L'historien Philippe Boutry, président de l'Université Paris 1 Panthéon-Sorbonne, déclare :
"On assiste à ce qu'une sociologue française des religions, Danièle Hervieu-Léger, a proposé d'appeler l'exculturation du catholicisme français. Depuis les années soixante, tout ce qui faisait la puissance et la substance du catholicisme rural s'est en grande partie effondré : la messe dominicale, la pratique sacramentelle, les fêtes et les cérémonies religieuses, le mariage à l'église, dans une moindre mesure les baptêmes et les enterrements, la confession bien sûr, le catéchisme des enfants, autant de repères de l'existence qui ne font plus sens parce qu'ils sont abandonnés par une partie croissante de la population française. Les religieux sont chaque année plus âgés, moins nombreux ; ils desservent parfois des dizaines de paroisses autrefois dotées d'un curé à demeure. Dès lors, la présence même de l'église au coeur du village devient problématique ; les édifices, désertés par les fidèles, sont le plus souvent fermés, par crainte des vols ou par indifférence ; certains ne sont plus entretenus ou sont laissés à l'abandon ; les conseils municipaux enfin, qui sont en charge des lieux de culte construits avant la loi de séparation de 1905, rechignent à financer des travaux de maintenance ou de réparation. Au terme de ce processus de désengagement spirituel, au sens large, de toute une société, il y a la destruction ou, pire peut-être (cela se pratique aux Pays-Bas ou en Grande-Bretagne), la vente".

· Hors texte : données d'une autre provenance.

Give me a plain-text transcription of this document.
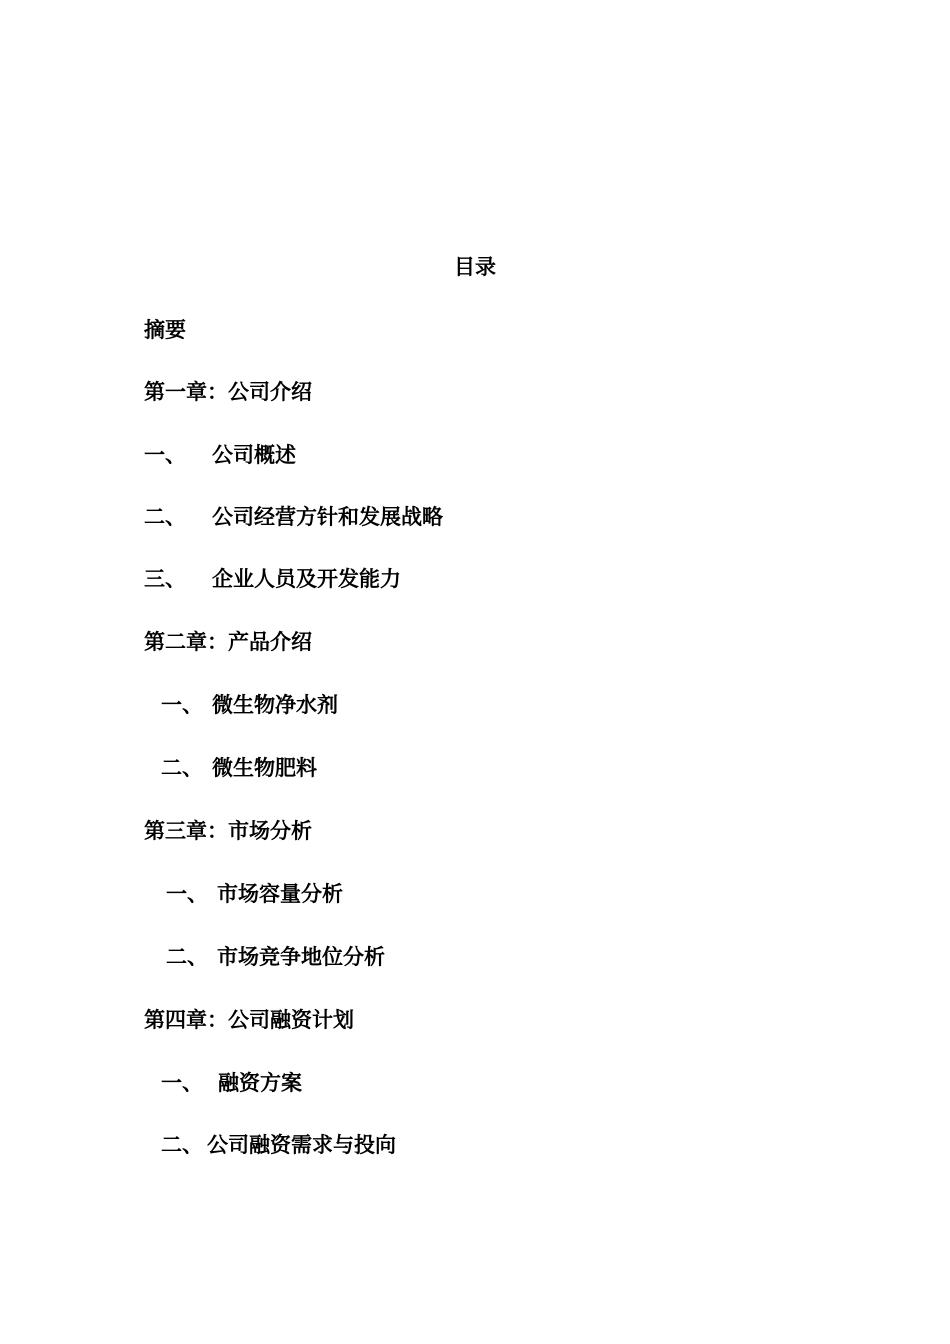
目录
摘要
第一章：公司介绍
一、 公司概述
二、 公司经营方针和发展战略
三、 企业人员及开发能力
第二章：产品介绍
一、 微生物净水剂
二、 微生物肥料
第三章：市场分析
一、 市场容量分析
二、 市场竞争地位分析
第四章：公司融资计划
一、 融资方案
二、 公司融资需求与投向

Comment expliquez-vous que l'Etat ne s'oppose que rarement à la destruction de ces églises ?
"Presque tous les églises à caractère historique, architectural ou artistique reconnu, sont classées et protégées. Il n'en va pas de même des églises du XIXe et du XXe siècle. Or, à considérer attentivement les listes toujours plus longues d'édifices aujourd'hui détruits ou vendus, ce sont ces églises qui paient le plus lourd tribut à l'effondrement contemporain de la pratique religieuse. Le style des églises - néo-gothique, néo-roman, néo-byzantin ou moderne des années trente ou cinquante - ne parle plus aux sensibilités contemporaines. Une indifférence d'ordre artistique et architectural vient s'ajouter à une indifférence d'ordre spirituel pour condamner un patrimoine paroissial de plus en plus menacé. Il n'est pas sûr cependant que l'État puisse de sa seule initiative, dans ce contexte, classer les monuments afin de les préserver".